A report published earlier this week by the Parliamentary and Health Service Ombudsman set out the number of investigated but unresolved complaints by government departments last year. The report provides detailed information about the 'big four' departments: the Home Office, Department for Work and Pensions (DWP), Her Majesty's Revenue & Customs (HMRC) and the Ministry of Justice (MoJ), which between them account for more three-quarters of the investigations conducted in 2015-16. 

Photo: Parliamentary and Health Service Ombudsman

Across all departments, incorrect decisions and poor communication topped the reasons for complaints. Whilst perhaps justified in some regards, our experience of working with the Home Office on immigration related matters suggests that in the main they deal well with businesses and are pragmatic assisting with complex cases, especially where there are sensitive circumstances in play; there has certainly been a marked improvement in recent years. This is especially poignant when you consider that Home Office resources have been redirected in light of the Brexit decision, and immigration teams are under resourced.

The report goes on to state that it is important to stress that the Home Office decides successfully on a vast number of cases every year, and that the only cases the Parliamentary and Health Service Ombudsman reported on are about unresolved complaints The Home Office may, however, wish to take the findings of this report as an incentive to consider implementing new systems, and perhaps outsourcing some of their workflow to vetted third parties. A number of MPs also recently urged the PM Theresa May to consider implementing a regional immigration policy similar to that in force in Canada, which would enable some parts of Britain to curb the numbers of foreign workers, while others could maintain an open-door policy. 
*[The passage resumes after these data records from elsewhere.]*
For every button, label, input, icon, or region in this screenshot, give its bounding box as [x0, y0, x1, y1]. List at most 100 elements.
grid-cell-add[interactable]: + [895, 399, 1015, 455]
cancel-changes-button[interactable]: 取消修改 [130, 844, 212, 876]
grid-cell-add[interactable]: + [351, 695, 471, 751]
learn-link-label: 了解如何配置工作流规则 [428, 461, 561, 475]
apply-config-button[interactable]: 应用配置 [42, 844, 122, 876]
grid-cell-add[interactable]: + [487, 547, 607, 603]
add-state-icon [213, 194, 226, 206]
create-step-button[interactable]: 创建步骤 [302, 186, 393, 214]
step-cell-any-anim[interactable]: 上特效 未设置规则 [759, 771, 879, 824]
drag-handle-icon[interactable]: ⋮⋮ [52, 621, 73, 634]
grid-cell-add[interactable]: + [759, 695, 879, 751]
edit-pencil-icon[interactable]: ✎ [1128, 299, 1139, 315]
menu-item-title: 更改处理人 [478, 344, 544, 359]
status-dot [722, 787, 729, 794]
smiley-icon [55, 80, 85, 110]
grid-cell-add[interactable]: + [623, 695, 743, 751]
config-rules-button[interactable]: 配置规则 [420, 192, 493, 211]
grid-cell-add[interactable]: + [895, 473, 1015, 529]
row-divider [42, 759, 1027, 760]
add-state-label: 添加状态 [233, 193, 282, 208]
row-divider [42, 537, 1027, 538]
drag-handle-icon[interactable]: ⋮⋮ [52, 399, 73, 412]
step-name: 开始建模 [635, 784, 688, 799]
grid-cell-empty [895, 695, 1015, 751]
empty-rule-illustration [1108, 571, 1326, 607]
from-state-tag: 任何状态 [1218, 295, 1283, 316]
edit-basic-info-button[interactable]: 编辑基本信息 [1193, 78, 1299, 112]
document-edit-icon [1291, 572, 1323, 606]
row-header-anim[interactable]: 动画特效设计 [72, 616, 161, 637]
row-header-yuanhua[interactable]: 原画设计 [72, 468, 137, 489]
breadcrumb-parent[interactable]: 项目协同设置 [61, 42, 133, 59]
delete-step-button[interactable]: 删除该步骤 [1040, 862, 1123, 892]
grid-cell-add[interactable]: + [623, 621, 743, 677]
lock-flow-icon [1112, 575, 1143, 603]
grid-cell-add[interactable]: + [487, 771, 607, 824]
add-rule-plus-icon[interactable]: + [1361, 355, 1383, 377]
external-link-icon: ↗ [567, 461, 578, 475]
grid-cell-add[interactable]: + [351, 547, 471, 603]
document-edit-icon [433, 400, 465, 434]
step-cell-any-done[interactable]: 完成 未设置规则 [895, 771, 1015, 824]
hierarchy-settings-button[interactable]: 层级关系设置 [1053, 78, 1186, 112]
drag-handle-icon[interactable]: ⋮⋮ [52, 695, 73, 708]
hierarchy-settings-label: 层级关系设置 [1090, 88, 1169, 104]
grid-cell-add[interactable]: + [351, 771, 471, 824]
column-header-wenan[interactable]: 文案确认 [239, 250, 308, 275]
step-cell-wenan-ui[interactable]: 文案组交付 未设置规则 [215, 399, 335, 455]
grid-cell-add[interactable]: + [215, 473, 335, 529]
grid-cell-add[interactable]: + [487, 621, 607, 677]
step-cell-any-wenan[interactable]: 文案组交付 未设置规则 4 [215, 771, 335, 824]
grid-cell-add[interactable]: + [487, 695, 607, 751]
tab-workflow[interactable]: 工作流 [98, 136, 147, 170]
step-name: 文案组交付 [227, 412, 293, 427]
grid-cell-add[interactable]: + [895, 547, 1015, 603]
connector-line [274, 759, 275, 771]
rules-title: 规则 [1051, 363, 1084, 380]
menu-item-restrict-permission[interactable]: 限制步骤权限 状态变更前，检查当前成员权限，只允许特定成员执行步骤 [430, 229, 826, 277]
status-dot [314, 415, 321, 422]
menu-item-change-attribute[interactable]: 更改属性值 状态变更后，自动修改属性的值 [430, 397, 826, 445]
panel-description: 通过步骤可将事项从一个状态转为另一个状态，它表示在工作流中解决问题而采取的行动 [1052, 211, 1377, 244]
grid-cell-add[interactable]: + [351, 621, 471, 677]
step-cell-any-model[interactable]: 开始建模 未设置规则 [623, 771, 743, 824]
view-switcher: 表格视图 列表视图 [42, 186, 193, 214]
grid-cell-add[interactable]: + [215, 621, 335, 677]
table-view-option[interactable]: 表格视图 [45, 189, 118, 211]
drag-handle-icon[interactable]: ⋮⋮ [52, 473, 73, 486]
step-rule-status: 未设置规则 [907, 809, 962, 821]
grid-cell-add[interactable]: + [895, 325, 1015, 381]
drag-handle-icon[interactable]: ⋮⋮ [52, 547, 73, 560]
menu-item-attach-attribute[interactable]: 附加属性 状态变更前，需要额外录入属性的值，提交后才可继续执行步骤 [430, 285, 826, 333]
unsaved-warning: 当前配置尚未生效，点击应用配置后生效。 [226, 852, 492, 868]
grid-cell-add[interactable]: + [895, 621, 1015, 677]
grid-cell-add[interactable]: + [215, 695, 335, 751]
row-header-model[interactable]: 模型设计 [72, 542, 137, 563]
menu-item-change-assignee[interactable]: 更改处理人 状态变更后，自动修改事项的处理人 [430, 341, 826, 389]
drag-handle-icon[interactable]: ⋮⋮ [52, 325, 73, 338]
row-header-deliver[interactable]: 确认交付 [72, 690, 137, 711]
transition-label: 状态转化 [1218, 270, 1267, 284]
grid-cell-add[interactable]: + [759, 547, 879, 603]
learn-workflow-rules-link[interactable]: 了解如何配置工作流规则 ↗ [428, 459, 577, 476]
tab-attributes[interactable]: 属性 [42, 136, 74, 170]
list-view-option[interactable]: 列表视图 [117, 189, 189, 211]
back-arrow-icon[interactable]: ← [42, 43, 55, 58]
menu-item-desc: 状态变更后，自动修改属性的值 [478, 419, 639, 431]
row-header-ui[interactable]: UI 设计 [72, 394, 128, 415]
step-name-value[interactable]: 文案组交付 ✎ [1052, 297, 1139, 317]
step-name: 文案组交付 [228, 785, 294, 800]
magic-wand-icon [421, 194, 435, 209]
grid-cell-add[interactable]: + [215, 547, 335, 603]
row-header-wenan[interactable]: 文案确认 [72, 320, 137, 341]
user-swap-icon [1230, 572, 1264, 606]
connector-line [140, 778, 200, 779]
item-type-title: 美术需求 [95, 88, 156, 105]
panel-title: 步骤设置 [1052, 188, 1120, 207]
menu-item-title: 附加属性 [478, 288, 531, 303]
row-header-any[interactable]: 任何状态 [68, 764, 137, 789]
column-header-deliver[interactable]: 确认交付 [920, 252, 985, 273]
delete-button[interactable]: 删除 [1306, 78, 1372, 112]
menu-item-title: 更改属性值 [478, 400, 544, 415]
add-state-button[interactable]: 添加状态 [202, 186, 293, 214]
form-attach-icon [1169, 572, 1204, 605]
The all-party group on social integration suggested “regional immigration quotas would help boost the public debate, instil confidence in the system and significantly improve relations between new arrivals to the UK and longer established, local communities'. MPs acknowledged the different demands in parts of the country, with the London mayor Sadiq Khan suggesting – like the Scottish government – that a special rule for the capital would allow companies to continue to attract skilled workers.